Culture et arts

The Invisible Guest VS Accident : les deux visages d’une même injustice

Dans le paysage audiovisuel contemporain, les récits de crimes couverts par l’élite sociale constituent un genre en soi. Si le film espagnol d’Oriol Paulo, The Invisible Guest « Contratiempo », a redéfini le thriller à suspense en 2017, la série tunisienne Accident semble s’inscrire dans une veine narrative étonnamment similaire. En analysant les sources, il apparaît que si l’exécution diffère, l’idée fondamentale de « l’accident transformé en conspiration » est identique.

Le catalyseur : Une route sombre, un destin brisé

Le point de départ des deux œuvres est un miroir quasi parfait. Tout commence par un accident de voiture nocturne sur une route isolée, impliquant un membre de la haute société. Dans le film « The Invisible Guest« , l’homme d’affaires Adrián Doria percute un jeune homme nommé Daniel. Dans la série Tunisienne Accident, Karim, le fils du Dr Mrabit, fauche Mariem et sa fille Kenza alors qu’il conduit sous l’emprise de l’alcool et de drogues.

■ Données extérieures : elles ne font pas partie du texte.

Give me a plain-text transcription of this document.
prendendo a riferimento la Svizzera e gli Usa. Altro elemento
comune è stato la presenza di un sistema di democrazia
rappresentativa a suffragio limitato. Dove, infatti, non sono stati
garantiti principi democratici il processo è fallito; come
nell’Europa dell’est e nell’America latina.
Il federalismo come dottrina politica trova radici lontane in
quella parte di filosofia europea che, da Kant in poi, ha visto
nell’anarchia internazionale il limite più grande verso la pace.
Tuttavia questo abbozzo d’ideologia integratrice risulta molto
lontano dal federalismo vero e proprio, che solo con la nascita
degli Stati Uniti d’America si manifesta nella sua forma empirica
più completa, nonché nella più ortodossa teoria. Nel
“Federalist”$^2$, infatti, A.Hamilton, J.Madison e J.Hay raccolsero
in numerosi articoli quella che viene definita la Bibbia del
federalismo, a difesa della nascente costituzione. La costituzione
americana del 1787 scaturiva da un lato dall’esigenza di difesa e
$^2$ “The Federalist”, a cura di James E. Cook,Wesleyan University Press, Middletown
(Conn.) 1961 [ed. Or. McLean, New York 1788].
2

Dans les deux cas, la panique immédiate ne mène pas à l’appel des secours, mais à la stratégie de préservation de soi, motivée par la peur de ruiner un avenir brillant.

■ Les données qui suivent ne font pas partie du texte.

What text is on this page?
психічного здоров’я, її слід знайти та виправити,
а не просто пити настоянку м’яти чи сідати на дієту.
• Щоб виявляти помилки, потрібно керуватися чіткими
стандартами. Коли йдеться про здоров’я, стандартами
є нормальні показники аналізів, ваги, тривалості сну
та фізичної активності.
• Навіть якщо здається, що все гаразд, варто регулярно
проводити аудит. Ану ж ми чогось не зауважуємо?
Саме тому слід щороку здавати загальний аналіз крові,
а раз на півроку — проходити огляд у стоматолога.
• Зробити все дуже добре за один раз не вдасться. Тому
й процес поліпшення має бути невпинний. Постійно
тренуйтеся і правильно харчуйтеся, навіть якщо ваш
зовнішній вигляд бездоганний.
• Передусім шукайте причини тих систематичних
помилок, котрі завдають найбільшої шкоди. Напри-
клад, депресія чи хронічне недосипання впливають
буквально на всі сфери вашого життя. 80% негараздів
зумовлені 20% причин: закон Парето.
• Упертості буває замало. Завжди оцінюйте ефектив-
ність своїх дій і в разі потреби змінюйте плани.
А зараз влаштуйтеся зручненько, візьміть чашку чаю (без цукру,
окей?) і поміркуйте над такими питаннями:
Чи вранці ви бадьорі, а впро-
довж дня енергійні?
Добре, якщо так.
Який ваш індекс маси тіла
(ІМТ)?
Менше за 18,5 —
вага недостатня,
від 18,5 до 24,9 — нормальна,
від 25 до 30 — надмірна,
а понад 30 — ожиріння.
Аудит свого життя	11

La mécanique du camouflage : disparition vs bouc émissaire

C’est ici que les méthodes de manipulation de la justice divergent selon les sources, tout en servant le même objectif d’impunité. L’effacement des traces : Dans le film, Adrián choisit la disparition totale en jetant la voiture et le corps de la victime dans un lac pour qu’il n’y ait « pas de corps, pas de crime ». La substitution de coupable : Dans la série tunisienne, le Dr Mourabit utilise sa puissance financière pour convaincre son employé, Jamil, de prendre la place de Karim. En échange de l’effacement de ses dettes, Jamil accepte de purger une peine de trois mois pour homicide involontaire, sauvant ainsi Karim d’une condamnation de cinq ans.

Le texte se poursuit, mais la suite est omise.